Capital Allocation (buybacks, dividends, debt, capex)

During Q1 2026, the company repurchased 1.1 million shares for $200.0M under the $1.0B program authorized October 29, 2025, leaving $800.0M remaining. No dividends were declared. Capital expenditures totaled $55.9M (5.6% of revenue), with DSA receiving the largest share ($37.5M). Debt activity included $912.5M of gross proceeds (primarily from the revolver) and $355.7M of repayments. The weighted average interest rate on debt was 3.95%.

Segment / Geographic Mix

Revenue was generated 54.6% in the U.S., 27.9% in Europe, 11.0% in Canada, 5.6% in Asia Pacific, and 0.9% in other regions. The DSA segment contributed 59.9% of total revenue, followed by RMS (20.9%) and Manufacturing (19.1%). Segment operating income was $200.5M, with DSA representing 51.8% of the total, RMS 24.8%, and Manufacturing 23.4%. Unallocated corporate costs were $80.6M, primarily related to senior executives and corporate functions.

Cash Flow Quality

Cash Flow Quality

Operating cash flow (CFO) of $41.1M was significantly below net income of ($14.8M), indicating weak cash generation relative to earnings. The primary driver was a large net loss, but also substantial working capital outflows: trade receivables and contract assets increased by $65.3M, accrued compensation fell by $83.8M, and other liabilities declined. These were partially offset by a $26.0M inventory reduction and a $20.5M increase in accounts payable. A $118.0M loss on divestitures (non-cash) further depressed net income but did not affect cash.

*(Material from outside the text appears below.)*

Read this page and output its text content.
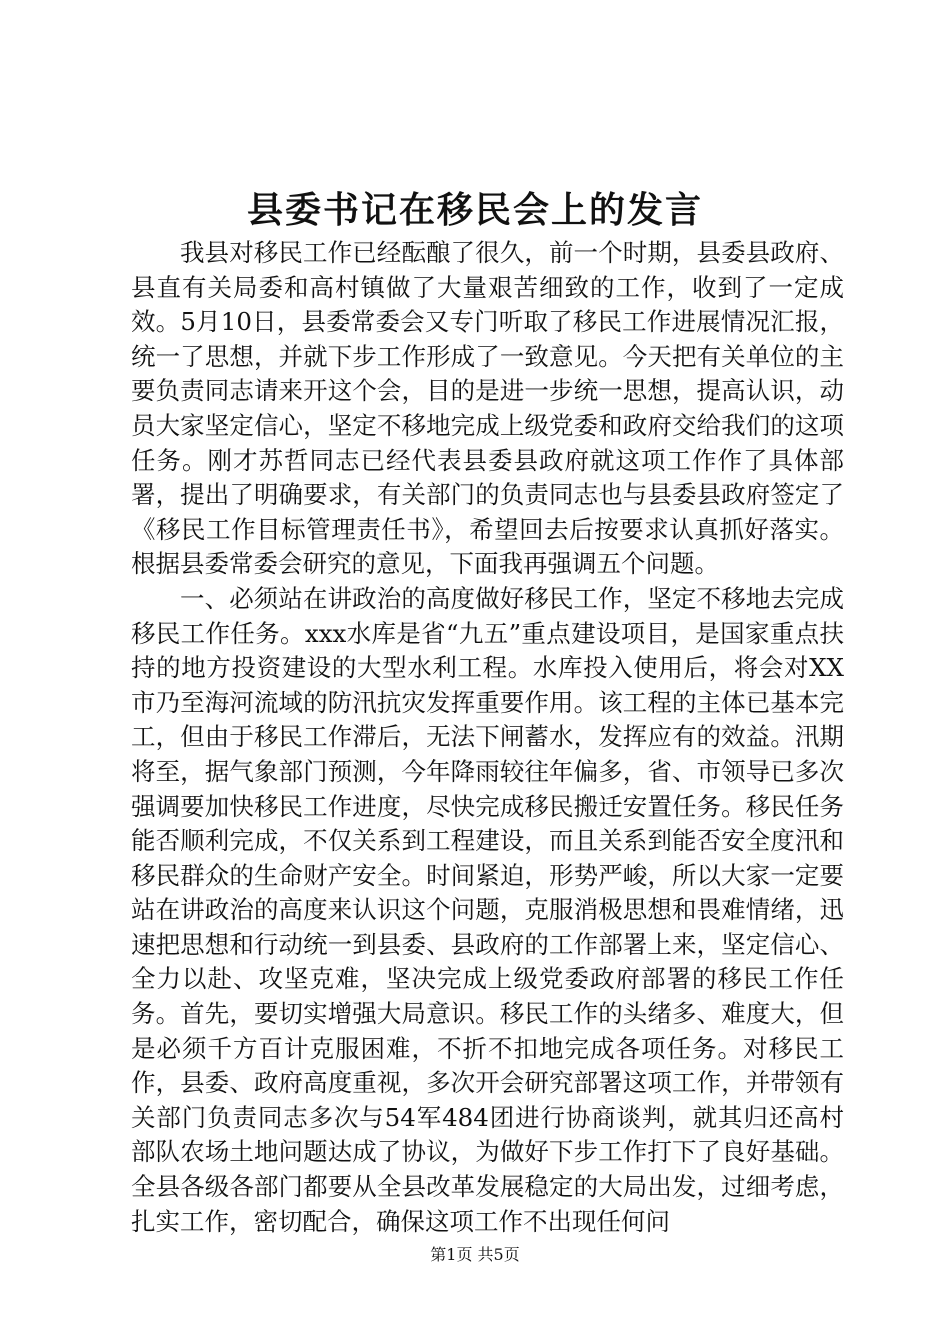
县委书记在移民会上的发言

我县对移民工作已经酝酿了很久，前一个时期，县委县政府、县直有关局委和高村镇做了大量艰苦细致的工作，收到了一定成效。5月10日，县委常委会又专门听取了移民工作进展情况汇报，统一了思想，并就下步工作形成了一致意见。今天把有关单位的主要负责同志请来开这个会，目的是进一步统一思想，提高认识，动员大家坚定信心，坚定不移地完成上级党委和政府交给我们的这项任务。刚才苏哲同志已经代表县委县政府就这项工作作了具体部署，提出了明确要求，有关部门的负责同志也与县委县政府签定了《移民工作目标管理责任书》，希望回去后按要求认真抓好落实。根据县委常委会研究的意见，下面我再强调五个问题。

一、必须站在讲政治的高度做好移民工作，坚定不移地去完成移民工作任务。xxx水库是省“九五”重点建设项目，是国家重点扶持的地方投资建设的大型水利工程。水库投入使用后，将会对XX市乃至海河流域的防汛抗灾发挥重要作用。该工程的主体已基本完工，但由于移民工作滞后，无法下闸蓄水，发挥应有的效益。汛期将至，据气象部门预测，今年降雨较往年偏多，省、市领导已多次强调要加快移民工作进度，尽快完成移民搬迁安置任务。移民任务能否顺利完成，不仅关系到工程建设，而且关系到能否安全度汛和移民群众的生命财产安全。时间紧迫，形势严峻，所以大家一定要站在讲政治的高度来认识这个问题，克服消极思想和畏难情绪，迅速把思想和行动统一到县委、县政府的工作部署上来，坚定信心、全力以赴、攻坚克难，坚决完成上级党委政府部署的移民工作任务。首先，要切实增强大局意识。移民工作的头绪多、难度大，但是必须千方百计克服困难，不折不扣地完成各项任务。对移民工作，县委、政府高度重视，多次开会研究部署这项工作，并带领有关部门负责同志多次与54军484团进行协商谈判，就其归还高村部队农场土地问题达成了协议，为做好下步工作打下了良好基础。全县各级各部门都要从全县改革发展稳定的大局出发，过细考虑，扎实工作，密切配合，确保这项工作不出现任何问

第1页 共5页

Capital expenditures of $55.9M were 1.36x CFO, indicating high capex intensity relative to operating cash flow. Free cash flow (CFO minus capex) was negative $14.8M, meaning the company did not generate enough internal cash to cover its investment spending.

Capital returns: Share repurchases of $208.3M were funded primarily by $912.5M in new debt proceeds, as financing activities provided $347.7M net. No dividends were paid. The company relied heavily on external financing to support both capex and shareholder returns.

Anomalies: The large divestiture loss ($118.0M) and a $29.4M deferred tax benefit were notable non-cash adjustments. The $83.8M drop in accrued compensation suggests a significant cash payout of bonuses or other liabilities during the quarter.